Schizophrenia Clinical Trial

Official title:

Does The Addition Of Divalproex Sodium ER To An Atypical Antipsychotic Drug (APD) Improve Cognition And Psychopathology In Outpatients With Schizophrenia (SCH) Or Schizoaffective Disorder (SAD)?

Clinical Trial Details — Status: Completed

Administrative data

• NCT number: NCT00306475
• Other study ID #: 051231
• Status: Completed
• Phase: Phase 4
• First received: March 22, 2006
• Last updated: January 6, 2010
• Start date: March 2006
• Est. completion date: April 2008

Study information

• Verified date: January 2010
• Source: Vanderbilt University
• Contact: n/a
• Is FDA regulated: No
• Health authority: United States: Institutional Review Board
• Study type: Interventional

Clinical Trial Summary

The major objective of this proposal is to test the hypothesis that the addition of divalproex sodium to an atypical antipsychotic drug other than clozapine will significantly improve: a) cognition; and b) psychopathology (positive, negative, and mood symptoms) in a double-blind, randomized trial of 6 weeks duration in patients with schizophrenia or schizoaffective disorder.

Description:

Cognitive function is one of the most critical deficits in schizophrenia and schizoaffective disorder. It has been found that cognitive dysfunction may be even more important than positive or negative symptoms in predicting functional outcomes such as community adjustment, ability to work, social interactions, and caretaker burden. Preclinical data from our laboratory provided the rationale for a clinical trial to test whether divalproex sodium ER can improve cognitive impairment in patients.

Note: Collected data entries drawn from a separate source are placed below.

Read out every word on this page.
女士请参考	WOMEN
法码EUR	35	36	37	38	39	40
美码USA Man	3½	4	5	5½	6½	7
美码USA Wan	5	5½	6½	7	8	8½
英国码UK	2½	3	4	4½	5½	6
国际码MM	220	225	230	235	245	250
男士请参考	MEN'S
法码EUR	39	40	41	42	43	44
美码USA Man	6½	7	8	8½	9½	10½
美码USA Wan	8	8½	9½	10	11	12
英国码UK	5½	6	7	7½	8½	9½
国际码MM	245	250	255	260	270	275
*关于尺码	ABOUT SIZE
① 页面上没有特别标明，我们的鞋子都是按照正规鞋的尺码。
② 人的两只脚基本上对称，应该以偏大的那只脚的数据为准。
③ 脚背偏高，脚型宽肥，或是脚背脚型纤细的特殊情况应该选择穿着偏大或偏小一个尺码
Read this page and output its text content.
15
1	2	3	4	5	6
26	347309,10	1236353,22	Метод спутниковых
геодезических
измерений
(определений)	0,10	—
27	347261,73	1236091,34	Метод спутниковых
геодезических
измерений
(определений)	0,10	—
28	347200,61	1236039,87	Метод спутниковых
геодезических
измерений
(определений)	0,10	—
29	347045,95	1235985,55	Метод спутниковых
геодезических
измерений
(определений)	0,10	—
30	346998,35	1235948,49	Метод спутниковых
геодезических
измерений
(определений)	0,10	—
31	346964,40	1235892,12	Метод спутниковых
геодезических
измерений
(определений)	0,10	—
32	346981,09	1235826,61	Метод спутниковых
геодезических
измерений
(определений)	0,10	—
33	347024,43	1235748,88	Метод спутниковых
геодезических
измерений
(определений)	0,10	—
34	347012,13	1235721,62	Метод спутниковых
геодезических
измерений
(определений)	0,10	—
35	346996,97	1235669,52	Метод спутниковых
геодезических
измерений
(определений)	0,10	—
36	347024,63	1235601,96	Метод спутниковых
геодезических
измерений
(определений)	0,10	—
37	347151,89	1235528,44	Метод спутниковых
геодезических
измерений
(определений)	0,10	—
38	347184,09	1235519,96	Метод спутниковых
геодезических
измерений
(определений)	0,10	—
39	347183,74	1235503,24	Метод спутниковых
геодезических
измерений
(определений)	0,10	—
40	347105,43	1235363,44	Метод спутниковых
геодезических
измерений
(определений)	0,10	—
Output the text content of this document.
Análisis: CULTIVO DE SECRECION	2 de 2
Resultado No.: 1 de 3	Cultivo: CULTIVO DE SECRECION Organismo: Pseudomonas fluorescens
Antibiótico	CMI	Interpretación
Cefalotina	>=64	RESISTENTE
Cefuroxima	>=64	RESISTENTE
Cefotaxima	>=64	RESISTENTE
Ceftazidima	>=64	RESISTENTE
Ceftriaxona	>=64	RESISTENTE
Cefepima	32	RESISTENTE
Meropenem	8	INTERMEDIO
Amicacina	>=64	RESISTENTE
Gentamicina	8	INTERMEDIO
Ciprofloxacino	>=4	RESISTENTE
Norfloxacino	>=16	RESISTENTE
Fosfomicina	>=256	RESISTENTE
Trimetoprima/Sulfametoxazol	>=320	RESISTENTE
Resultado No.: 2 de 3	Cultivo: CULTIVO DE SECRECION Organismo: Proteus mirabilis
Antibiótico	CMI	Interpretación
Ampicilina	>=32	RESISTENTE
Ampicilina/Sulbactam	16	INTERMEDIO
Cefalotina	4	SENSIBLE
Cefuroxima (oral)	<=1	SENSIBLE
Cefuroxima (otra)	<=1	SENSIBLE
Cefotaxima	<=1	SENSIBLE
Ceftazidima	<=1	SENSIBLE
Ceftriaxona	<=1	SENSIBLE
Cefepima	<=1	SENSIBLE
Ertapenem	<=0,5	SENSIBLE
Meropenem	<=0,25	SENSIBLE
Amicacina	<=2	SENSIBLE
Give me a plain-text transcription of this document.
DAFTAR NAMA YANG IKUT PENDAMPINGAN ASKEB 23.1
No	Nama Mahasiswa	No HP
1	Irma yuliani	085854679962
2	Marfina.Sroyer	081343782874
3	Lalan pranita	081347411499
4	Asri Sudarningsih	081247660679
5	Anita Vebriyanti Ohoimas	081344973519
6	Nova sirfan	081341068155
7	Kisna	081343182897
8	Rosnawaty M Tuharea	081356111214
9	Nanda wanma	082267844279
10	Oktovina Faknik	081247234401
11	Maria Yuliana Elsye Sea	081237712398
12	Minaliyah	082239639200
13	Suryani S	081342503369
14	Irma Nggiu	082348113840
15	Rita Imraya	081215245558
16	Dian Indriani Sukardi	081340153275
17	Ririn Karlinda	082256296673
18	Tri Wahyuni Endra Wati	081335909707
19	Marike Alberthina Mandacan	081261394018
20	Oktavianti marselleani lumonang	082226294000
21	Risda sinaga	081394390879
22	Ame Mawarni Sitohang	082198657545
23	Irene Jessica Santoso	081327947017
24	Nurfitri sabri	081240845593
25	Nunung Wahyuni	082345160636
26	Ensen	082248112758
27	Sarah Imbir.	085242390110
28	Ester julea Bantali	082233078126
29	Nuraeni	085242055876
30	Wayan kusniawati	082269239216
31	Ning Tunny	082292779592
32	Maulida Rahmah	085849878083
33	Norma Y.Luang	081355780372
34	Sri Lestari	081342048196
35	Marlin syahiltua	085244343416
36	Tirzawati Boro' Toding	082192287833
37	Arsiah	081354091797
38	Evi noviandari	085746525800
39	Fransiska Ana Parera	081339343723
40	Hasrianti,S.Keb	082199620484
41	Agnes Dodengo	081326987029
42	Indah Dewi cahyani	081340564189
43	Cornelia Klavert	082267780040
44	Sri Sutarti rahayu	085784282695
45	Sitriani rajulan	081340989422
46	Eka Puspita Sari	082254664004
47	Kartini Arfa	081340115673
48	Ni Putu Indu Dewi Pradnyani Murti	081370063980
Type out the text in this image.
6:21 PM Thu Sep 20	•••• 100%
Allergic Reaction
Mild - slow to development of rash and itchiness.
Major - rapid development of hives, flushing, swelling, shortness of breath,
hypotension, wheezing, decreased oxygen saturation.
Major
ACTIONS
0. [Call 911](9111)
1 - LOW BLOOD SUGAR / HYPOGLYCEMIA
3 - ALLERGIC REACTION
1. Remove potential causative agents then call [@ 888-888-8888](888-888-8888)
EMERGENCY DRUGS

The major objective of this proposal is to test the hypothesis that the addition of divalproex sodium to an atypical antipsychotic drug other than clozapine will significantly improve: a) cognition; and b) psychopathology (positive, negative, and mood symptoms) in a double-blind, randomized trial of 6 weeks duration in patients with schizophrenia or schizoaffective disorder.

Recruitment information / eligibility

• Status: Completed
• Enrollment: 60
• Est. completion date: April 2008
• Est. primary completion date: April 2008
• Accepts healthy volunteers: No
• Gender: Both
• Age group: 18 Years to 65 Years

Eligibility

Inclusion criteria

• Male or female, age 18-65

• DSM-IV diagnosis of schizophrenia or schizoaffective disorder

• Treated with olanzapine, aripiprazole, ziprasidone, quetiapine or risperidone monotherapy for at least three months prior to enrollment

• Able to provide written consent

Exclusion criteria

• Primary DSM-IV diagnosis other than schizophrenia or schizoaffective disorder

• Treatment with any antipsychotic other than olanzapine, aripiprazole, ziprasidone, quetiapine or risperidone in the past three months

• Treatment with a mood stabilizer or an antidepressant continuously in the past three months. Patients who have had it for less than two weeks continuously will be permitted to enter.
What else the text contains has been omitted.